A team of Canadian scientists at the University of British Columbia has developed a biodegradable face mask using natural cellulosic fibres.

A team of Canadian scientists at the University of British Columbia has developed a biodegradable face mask using natural cellulosic fibres and nano-materials made from wood-based products.

The Can Mask, developed at the BioProducts Institute, matches the performance of disposable polypropylene masks but is much safer for the environment, according to its creators.

“Compared to a surgical mask the breathability is pretty good, probably better, and then, what matters the most, the filtration efficiency is up to a standard of a surgical mask, even a little bit better,” said Orlando Rojas, Professor and Canada Excellence Research Chair, and Scientific Director at the BioProducts Institute.

As part of UBC’s Faculty of Applied Science, the BioProducts Institute develops ways to use renewable resources existing in nature as alternative solutions to fossil fuel derived materials.

“The main principle is to use wood or plant fibres and they are assembled together as in paper… and the fibres are assembled in such a way that you have enough porousity for breathing and yet you can filter out the virus particles,” Rojas said.

The main shell of the mask uses inexpensive paper-type materials that are readily available and in the centre the mask has a specially engineered filter or a membrane that ensures high breathability and filters out tiny particles, Rojas said.

The biodegradable face mask is part of the institute’s effort to mitigate the impact of the dramatic rise in the use of single-use plastics, which according to some estimates has spiked by 40 per cent worldwide since the onset of the COVID-19 pandemic.

Earlier this year, an article in the journal Environmental Science and Technology warned that mismanagement of personal protective equipment (PPE) during the COVID-19 pandemic – with a monthly estimated use of 129 billion face masks and 65 billion gloves globally – is resulting in widespread environmental contamination.

Canada alone has ordered over 60 million face shields, 1.8 billion gloves, more than 187 million N95 respirators and nearly 420 million surgical masks, according to figures reported by the federal government.
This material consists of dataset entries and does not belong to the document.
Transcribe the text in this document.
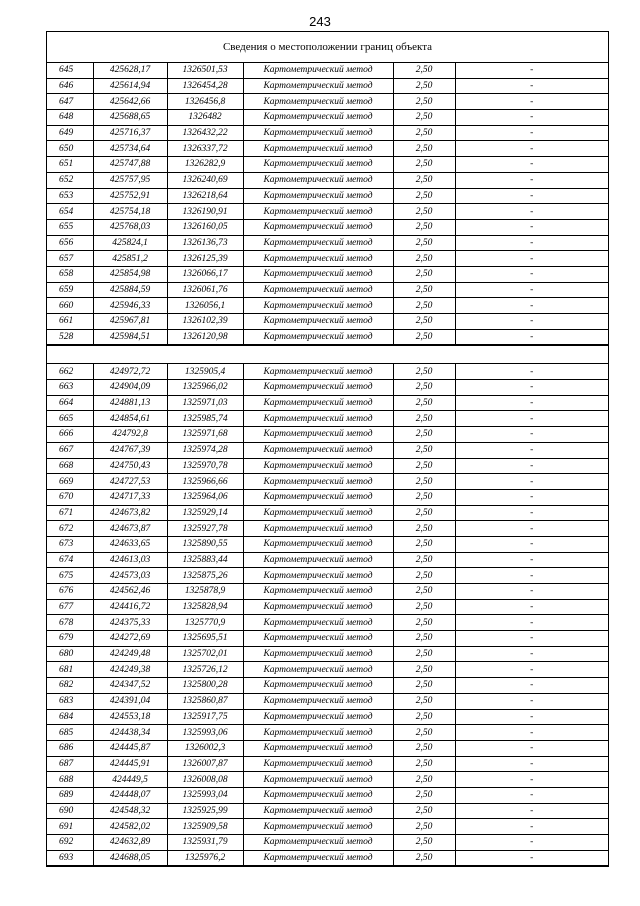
243
Сведения о местоположении границ объекта
645	425628,17	1326501,53	Картометрический метод	2,50	-
646	425614,94	1326454,28	Картометрический метод	2,50	-
647	425642,66	1326456,8	Картометрический метод	2,50	-
648	425688,65	1326482	Картометрический метод	2,50	-
649	425716,37	1326432,22	Картометрический метод	2,50	-
650	425734,64	1326337,72	Картометрический метод	2,50	-
651	425747,88	1326282,9	Картометрический метод	2,50	-
652	425757,95	1326240,69	Картометрический метод	2,50	-
653	425752,91	1326218,64	Картометрический метод	2,50	-
654	425754,18	1326190,91	Картометрический метод	2,50	-
655	425768,03	1326160,05	Картометрический метод	2,50	-
656	425824,1	1326136,73	Картометрический метод	2,50	-
657	425851,2	1326125,39	Картометрический метод	2,50	-
658	425854,98	1326066,17	Картометрический метод	2,50	-
659	425884,59	1326061,76	Картометрический метод	2,50	-
660	425946,33	1326056,1	Картометрический метод	2,50	-
661	425967,81	1326102,39	Картометрический метод	2,50	-
528	425984,51	1326120,98	Картометрический метод	2,50	-

662	424972,72	1325905,4	Картометрический метод	2,50	-
663	424904,09	1325966,02	Картометрический метод	2,50	-
664	424881,13	1325971,03	Картометрический метод	2,50	-
665	424854,61	1325985,74	Картометрический метод	2,50	-
666	424792,8	1325971,68	Картометрический метод	2,50	-
667	424767,39	1325974,28	Картометрический метод	2,50	-
668	424750,43	1325970,78	Картометрический метод	2,50	-
669	424727,53	1325966,66	Картометрический метод	2,50	-
670	424717,33	1325964,06	Картометрический метод	2,50	-
671	424673,82	1325929,14	Картометрический метод	2,50	-
672	424673,87	1325927,78	Картометрический метод	2,50	-
673	424633,65	1325890,55	Картометрический метод	2,50	-
674	424613,03	1325883,44	Картометрический метод	2,50	-
675	424573,03	1325875,26	Картометрический метод	2,50	-
676	424562,46	1325878,9	Картометрический метод	2,50	-
677	424416,72	1325828,94	Картометрический метод	2,50	-
678	424375,33	1325770,9	Картометрический метод	2,50	-
679	424272,69	1325695,51	Картометрический метод	2,50	-
680	424249,48	1325702,01	Картометрический метод	2,50	-
681	424249,38	1325726,12	Картометрический метод	2,50	-
682	424347,52	1325800,28	Картометрический метод	2,50	-
683	424391,04	1325860,87	Картометрический метод	2,50	-
684	424553,18	1325917,75	Картометрический метод	2,50	-
685	424438,34	1325993,06	Картометрический метод	2,50	-
686	424445,87	1326002,3	Картометрический метод	2,50	-
687	424445,91	1326007,87	Картометрический метод	2,50	-
688	424449,5	1326008,08	Картометрический метод	2,50	-
689	424448,07	1325993,04	Картометрический метод	2,50	-
690	424548,32	1325925,99	Картометрический метод	2,50	-
691	424582,02	1325909,58	Картометрический метод	2,50	-
692	424632,89	1325931,79	Картометрический метод	2,50	-
693	424688,05	1325976,2	Картометрический метод	2,50	-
In the meantime, while restaurants and bars have been shut down for sitting customers for much of the first and second wave of the pandemic, there has been an unprecedented increase in food take-out, goods deliveries, and use of plastic grocery bags over reusable fabric totes in order to minimize viral transmission.

“In a PP [polypropeline] mask biodegradability doesn’t exist, a PP mask is used for a very short time – similar to any single use plastics, which are used on average for 12 minutes – but they last for thousands of years,” Rojas said. “On the contrary, the fibre masks are fully biodegradable, and not only biodegradable, they are compostable.”

In addition, unlike polypropeline masks, these fibre masks don’t create microplastics if they end up in the water column, which is a huge issue with all single use plastics, he added.

Currently hospitals have only two options to deal with used polypropeline masks: to incinirate them or to send them to landfill to avoid them becoming a vector for spreading pathogens, Rojas said.

The fibre masks, on the other hand, can be safely recycled like any other recyclable paper, he said.

“Paper can be put back in water and it goes through a series of processes at high temperature and alcalyne conditions that really will let the fibres to be reused without any concerns about the viruses, because viruses wouldn’t survive those conditions,” Rojas said.

Up to 80 per cent of paper is recycled in some countries, while only 4 per cent of polypropelene is recycled back into other plastics, he added.

The Can Mask developed by the BioProducts Institute is not the only Canadian biodegradable face mask.

FPInnovations Inc., a Quebec-based forestry innovation organization, announced in September that it too has developed a single-use face mask filter out of fully-biodegradable wood products.

And a company in Vietnam claims to have made reusable, biodegradable and antibacterial face masks using coffee beans.

Rojas said they are in talks with a major mask producing company that is interested in commercializing their invention and getting all the regulatory approvals needed for the mask to be used in medical settings.